A variety of animal models including dogs, rabbits, guinea pigs, hamsters, rats and mice, and different sources of injury (oxidants, cigarette smoke, mechanical injury, and viral or bacterial infections) have been developed. These models of airway epithelium injury and repair in vivo point to several common sequential processes of repair and epithelial regeneration, including the following: (1) spreading and migration of the basal cells neighbouring the wound, (2) rapid restoration of tight junctions, (3) pre-mitosis dedifferentiation followed by squamous metaplasia, (4) active mitosis leading to basal and mucous cell hyperplasia, followed by (5) progressive redifferentiation with the emergence of 'pre-ciliated' cells (a mixed phenotype of ciliated and mucous cells) and ciliogenesis, allowing the regeneration of a functional mucociliary epithelium [3].
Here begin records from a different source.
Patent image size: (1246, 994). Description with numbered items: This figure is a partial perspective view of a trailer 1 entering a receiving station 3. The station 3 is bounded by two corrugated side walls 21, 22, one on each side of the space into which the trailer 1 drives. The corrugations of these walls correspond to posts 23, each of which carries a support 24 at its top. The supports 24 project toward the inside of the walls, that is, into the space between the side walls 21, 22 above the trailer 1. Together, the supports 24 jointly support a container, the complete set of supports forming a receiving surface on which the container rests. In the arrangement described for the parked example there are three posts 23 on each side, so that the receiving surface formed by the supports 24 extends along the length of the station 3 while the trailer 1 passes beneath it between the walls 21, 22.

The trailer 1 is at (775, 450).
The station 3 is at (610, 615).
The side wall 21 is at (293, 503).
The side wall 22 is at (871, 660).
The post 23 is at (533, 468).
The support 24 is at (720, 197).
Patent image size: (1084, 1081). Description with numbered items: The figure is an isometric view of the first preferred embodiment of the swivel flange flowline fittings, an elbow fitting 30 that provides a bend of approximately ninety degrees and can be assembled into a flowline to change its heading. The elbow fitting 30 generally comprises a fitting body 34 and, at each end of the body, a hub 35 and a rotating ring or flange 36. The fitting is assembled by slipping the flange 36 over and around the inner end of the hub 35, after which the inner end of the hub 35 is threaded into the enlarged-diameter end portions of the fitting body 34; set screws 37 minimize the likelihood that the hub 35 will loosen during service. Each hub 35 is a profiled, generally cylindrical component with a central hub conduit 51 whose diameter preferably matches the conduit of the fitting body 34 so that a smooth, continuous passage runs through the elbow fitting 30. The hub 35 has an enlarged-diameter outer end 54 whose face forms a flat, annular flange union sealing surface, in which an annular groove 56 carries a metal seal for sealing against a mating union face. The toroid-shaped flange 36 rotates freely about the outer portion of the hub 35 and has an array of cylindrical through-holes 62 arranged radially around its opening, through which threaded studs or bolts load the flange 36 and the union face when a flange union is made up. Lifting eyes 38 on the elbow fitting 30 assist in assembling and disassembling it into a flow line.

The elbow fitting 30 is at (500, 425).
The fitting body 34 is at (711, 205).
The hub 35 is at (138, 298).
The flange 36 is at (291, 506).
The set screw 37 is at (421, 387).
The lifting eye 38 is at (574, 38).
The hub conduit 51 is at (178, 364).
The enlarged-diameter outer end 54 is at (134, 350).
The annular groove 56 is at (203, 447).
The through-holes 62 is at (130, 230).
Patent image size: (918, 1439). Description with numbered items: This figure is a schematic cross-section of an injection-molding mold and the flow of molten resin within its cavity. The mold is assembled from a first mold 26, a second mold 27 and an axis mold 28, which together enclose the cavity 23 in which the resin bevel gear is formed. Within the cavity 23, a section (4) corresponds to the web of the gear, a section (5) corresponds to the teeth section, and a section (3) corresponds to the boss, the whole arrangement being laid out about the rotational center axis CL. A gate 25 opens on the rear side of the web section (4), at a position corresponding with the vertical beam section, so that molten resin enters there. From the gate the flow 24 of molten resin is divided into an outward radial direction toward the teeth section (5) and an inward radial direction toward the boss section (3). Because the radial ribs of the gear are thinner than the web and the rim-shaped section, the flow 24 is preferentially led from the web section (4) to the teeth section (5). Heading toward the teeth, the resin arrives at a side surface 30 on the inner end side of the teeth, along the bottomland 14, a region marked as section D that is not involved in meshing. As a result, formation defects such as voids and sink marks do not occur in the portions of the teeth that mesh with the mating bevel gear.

Regeneration of the hamster tracheal epithelium after mechanical injury has demonstrated rapid re-epithelialization of the denuded epithelium and has shown that cell migration, rather than cell proliferation, occurs first [4]. Epithelial cells at the border of the wounded area are able to dedifferentiate, spread and migrate over the denuded basement membrane to cover the deepithelialized area. Ramphal et al [5] have shown that, after infection with influenza virus, complete desquamation of the epithelium occurs within 3 days, whereas regeneration begins within 5 days and is completed in 2 weeks.
Of the three main airway epithelial cell types, basal and secretory cells are known to divide, whereas ciliated cells are considered to be terminally differentiated. Several investigations support the role of basal cells as progenitors [6,7,8,9]; others suggest that only secretory cells can regenerate a complete mucociliary epithelium [10].
Animal tracheal xenograft models have also been developed to analyse airway epithelium regeneration and to try to identify progenitor cell subpopulations involved in this process. Inducing a regeneration process in airway epithelial tissue, which is normally characterized by a low turnover, accelerates proliferation and differentiation.
Rat tracheas were denuded of their surface epithelium by repeated cycles of freezing and thawing, then seeded with adult rat tracheal epithelial cells and implanted subacutanenously into immunodeficient nude mice [11]. Within a few days, the inoculated cells re-established an epithelial lining that was at first 'poorly differentiated' but then developed the features typical of the epithelium from which the cells originated. These poorly differentiated cells, which expressed markers of basal cells but not secretory or ciliated cells, seem to have a pivotal role in the regeneration-differentiation process. Secretory cells sorted by flow cytometry from the rat trachea seem to have a greater colony-forming efficiency than basal cells, and hence could be stem cells [12]. Conversely, in other studies, basal cells elutriated from rabbit trachea acted as basal cells and gave rise to secretory and ciliated cell types in the host trachea [7].
Submucosal gland cells might also be important in the renewal of the airway epithelium. The group of S Randell and J Dorin [13] found a distinct population of cells expressing high levels of keratin gene and protein in the ciliated ducts of the murine trachea. Because injury is needed to recruit stem cells into division, they damaged the tracheal epithelium and analysed stem cell divisions by injecting bromodeoxyuridine during injury and repair. At 3 and 6 days after injury, bromodeoxyuridine-positive epithelial cells were present along the entire tracheal length in all cells (whether luminal, intermediate or basal cells). By 3 months after injury, the surface epithelium adjacent to gland openings contained bromodeoxyuridine-positive basal cells, suggesting the presence of a stem cell niche in the ciliated ducts. After the removal of surface epithelium, cells migrated from glands to repopulate the tracheal epithelial surface. These results are in agreement with those of Engelhardt's group, which has shown in the newborn ferret that the expression of Lef1 marks early submucosal gland progenitor cells [14].
All these studies in vivo suggest that several categories of stem cell and progenitor cell, including columnar, basal and ciliated duct cells, can participate in airway epithelium regeneration and renewal. Nevertheless, histological differences exist between human airways and those of other animal species, raising doubts as to the relevance of the latter as models. Mouse tracheal epithelium is composed mainly of ciliated and Clara cells, the latter being present only in human distal airways, and only a few submucosal gland cells are identified at the upper tracheal level in mice.